Ed Vyent

Personal information
- Full name: Eddy Vijent
- Date of birth: 3 March 1963
- Place of birth: Amsterdam, Netherlands
- Date of death: 22 October 2001 (aged 38)
- Place of death: Amsterdam, Netherlands
- Position: Midfielder

Senior career*
- Years: Team / Apps / (Gls)
- ????–????: AZ '67
- 1984–1988: FC Volendam / 26 / (4)
- 1990–1991: Telstar / 14 / (0)

= Ed Vijent =

Dutch footballer (1963–2001)

Eddy "Ed" Vyent (3 March 1963 – 22 October 2001) was a Dutch footballer.

During his career he served AZ '67, FC Volendam and Telstar. He died at the age of 38, when on 22 October 2001 he was killed by a neighbour after some arguments about parked scooters. He was nicknamed "Eddy Love" and he is not related to Florian Vijent.

==Club career==
Vijent who was a lefty was able to play in either the defence, the midfield or the attack, but was mainly used as a midfielder. He made his professional debut at AZ but made a move towards FC Volendam. With this team he promoted in 1987 from the Eerste Divisie to the Eredivisie, the highest level in Dutch football.

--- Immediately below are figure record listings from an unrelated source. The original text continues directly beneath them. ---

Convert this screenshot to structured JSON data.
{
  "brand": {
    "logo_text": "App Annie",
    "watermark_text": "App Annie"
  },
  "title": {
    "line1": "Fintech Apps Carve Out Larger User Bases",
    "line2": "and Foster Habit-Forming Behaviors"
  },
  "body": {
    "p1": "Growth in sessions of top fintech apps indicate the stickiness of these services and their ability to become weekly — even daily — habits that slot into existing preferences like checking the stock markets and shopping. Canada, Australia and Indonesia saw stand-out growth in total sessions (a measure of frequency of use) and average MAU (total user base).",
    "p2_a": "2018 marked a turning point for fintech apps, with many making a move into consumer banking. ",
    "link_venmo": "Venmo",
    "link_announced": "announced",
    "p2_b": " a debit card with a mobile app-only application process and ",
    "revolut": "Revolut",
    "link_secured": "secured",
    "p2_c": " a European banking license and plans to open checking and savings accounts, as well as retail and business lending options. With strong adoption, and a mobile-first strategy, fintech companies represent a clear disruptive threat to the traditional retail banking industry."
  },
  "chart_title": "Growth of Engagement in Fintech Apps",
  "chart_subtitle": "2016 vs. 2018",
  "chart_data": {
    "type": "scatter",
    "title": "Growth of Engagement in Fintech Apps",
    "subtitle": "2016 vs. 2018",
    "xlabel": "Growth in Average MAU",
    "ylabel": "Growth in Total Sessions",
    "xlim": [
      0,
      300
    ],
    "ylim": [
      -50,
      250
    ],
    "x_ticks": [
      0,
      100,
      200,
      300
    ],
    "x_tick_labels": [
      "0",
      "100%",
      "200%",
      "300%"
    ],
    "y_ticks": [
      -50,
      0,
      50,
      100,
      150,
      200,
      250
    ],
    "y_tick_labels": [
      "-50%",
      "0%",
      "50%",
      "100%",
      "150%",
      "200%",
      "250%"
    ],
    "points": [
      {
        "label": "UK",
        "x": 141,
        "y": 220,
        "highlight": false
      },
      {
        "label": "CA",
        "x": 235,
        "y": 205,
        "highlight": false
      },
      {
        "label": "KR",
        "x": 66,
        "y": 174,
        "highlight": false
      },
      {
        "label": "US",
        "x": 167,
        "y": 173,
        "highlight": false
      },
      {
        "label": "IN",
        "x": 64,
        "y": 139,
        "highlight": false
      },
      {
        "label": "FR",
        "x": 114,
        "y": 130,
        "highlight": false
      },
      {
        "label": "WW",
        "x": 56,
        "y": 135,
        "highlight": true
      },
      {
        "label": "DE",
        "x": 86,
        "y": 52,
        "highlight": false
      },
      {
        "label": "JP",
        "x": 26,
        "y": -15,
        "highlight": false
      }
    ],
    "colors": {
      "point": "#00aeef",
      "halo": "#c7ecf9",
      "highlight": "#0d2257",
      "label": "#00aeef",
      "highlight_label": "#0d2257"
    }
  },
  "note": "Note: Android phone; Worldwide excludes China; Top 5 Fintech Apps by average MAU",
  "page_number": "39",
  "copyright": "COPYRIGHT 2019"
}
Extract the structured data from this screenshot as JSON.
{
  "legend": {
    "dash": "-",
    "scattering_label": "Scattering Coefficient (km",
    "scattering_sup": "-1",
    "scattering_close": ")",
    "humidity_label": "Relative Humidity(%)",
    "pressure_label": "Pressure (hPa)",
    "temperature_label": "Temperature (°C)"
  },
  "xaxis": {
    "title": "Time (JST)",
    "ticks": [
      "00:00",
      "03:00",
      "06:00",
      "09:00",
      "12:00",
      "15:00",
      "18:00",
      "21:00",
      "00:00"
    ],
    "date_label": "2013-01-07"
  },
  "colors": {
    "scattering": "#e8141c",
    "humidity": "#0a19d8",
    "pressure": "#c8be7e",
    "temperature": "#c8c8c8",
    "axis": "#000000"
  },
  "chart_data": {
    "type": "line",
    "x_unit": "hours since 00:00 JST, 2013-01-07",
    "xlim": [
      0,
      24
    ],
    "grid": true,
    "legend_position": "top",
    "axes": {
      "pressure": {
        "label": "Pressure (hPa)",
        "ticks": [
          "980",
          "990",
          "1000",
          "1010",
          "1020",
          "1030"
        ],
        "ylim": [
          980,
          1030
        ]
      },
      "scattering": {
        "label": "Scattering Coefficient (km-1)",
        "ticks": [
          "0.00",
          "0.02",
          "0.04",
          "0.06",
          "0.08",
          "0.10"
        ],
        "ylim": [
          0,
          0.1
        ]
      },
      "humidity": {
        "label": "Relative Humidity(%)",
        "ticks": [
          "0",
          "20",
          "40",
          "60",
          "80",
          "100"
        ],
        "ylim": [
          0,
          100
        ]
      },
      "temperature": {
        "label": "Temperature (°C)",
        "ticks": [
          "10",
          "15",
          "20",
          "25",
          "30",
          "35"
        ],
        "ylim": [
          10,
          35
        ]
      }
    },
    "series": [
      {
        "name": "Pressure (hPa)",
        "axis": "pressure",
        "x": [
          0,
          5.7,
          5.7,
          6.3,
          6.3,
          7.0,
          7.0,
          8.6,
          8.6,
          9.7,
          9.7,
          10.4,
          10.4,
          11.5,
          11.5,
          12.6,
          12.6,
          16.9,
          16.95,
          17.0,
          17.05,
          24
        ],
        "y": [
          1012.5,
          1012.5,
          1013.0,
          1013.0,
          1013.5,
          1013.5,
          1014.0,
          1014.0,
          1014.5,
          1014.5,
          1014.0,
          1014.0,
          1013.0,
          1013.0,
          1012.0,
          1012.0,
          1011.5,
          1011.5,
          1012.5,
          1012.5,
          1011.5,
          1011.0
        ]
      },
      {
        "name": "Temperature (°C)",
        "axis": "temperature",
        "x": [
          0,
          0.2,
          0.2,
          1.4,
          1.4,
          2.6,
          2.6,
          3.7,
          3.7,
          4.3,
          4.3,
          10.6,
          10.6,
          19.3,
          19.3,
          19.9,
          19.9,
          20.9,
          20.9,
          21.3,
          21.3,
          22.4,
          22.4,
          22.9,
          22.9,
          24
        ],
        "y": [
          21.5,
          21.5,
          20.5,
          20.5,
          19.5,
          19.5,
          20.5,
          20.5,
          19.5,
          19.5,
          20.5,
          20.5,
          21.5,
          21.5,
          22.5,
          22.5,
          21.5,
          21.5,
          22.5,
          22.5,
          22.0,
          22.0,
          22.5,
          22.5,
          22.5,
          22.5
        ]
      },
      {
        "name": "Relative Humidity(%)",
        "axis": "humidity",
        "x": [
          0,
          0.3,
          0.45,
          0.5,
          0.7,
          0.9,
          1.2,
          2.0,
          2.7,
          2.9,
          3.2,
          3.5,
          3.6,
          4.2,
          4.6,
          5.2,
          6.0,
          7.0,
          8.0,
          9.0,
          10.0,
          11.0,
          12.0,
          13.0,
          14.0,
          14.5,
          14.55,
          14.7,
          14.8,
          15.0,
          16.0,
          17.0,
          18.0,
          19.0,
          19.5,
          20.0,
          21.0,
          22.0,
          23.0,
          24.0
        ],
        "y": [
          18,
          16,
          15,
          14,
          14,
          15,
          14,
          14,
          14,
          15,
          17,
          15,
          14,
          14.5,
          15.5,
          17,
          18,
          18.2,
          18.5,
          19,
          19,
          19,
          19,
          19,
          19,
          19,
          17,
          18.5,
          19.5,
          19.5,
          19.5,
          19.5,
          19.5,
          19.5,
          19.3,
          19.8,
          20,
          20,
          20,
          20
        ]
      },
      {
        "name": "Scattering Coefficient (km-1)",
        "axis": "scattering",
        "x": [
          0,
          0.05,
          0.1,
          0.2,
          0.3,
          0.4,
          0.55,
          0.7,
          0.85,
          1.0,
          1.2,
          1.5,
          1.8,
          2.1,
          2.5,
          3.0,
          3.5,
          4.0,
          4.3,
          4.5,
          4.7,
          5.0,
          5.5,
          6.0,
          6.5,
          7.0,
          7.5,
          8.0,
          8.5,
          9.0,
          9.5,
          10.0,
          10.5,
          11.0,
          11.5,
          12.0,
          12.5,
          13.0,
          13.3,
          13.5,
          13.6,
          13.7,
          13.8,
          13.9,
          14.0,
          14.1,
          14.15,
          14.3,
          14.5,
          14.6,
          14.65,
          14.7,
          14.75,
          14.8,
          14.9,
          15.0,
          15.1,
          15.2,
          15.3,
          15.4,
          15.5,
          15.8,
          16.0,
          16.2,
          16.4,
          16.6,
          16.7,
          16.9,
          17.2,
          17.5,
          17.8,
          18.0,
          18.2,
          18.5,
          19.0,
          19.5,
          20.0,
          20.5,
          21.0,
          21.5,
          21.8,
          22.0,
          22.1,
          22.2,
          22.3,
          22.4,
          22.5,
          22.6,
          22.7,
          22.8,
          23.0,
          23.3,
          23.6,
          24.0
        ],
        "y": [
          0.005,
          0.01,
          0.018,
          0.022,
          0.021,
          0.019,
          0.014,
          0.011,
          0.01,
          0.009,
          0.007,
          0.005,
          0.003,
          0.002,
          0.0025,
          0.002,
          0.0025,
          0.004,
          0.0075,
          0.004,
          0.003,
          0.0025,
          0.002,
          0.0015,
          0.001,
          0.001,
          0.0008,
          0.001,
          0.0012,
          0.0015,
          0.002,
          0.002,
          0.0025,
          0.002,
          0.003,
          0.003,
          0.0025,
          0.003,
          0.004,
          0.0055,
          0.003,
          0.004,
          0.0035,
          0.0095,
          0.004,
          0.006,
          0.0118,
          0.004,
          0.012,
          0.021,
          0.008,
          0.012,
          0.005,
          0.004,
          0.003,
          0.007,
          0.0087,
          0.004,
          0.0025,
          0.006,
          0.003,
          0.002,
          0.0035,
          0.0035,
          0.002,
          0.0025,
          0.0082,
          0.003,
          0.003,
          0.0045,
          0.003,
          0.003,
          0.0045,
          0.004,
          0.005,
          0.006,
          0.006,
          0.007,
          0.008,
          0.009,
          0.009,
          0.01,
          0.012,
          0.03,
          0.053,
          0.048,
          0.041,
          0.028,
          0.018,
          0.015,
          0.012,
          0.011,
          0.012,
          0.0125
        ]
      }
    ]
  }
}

He ended his career after playing a few seasons for Telstar.

After his career Vijent lived in Amsterdam and played some football for amateur side De Germaan.

==Death==
On 22 October 2001 Vyent was killed by a neighbour who lived a few homes away. The cause was a long term discussion about a parking spot in front of the house of the suspect. The spot used to be filled up with the car of their disabled father, but after the divorce of their parents his sons used it to park their scooters. When a truck driver wanted to park his truck at the spot Vijent decided to move the scooters, causing a fight with the brothers. Two police officers came in between, but later the suspects came back to Vijent to threaten him. When he opened the door Vijent was stabbed to death.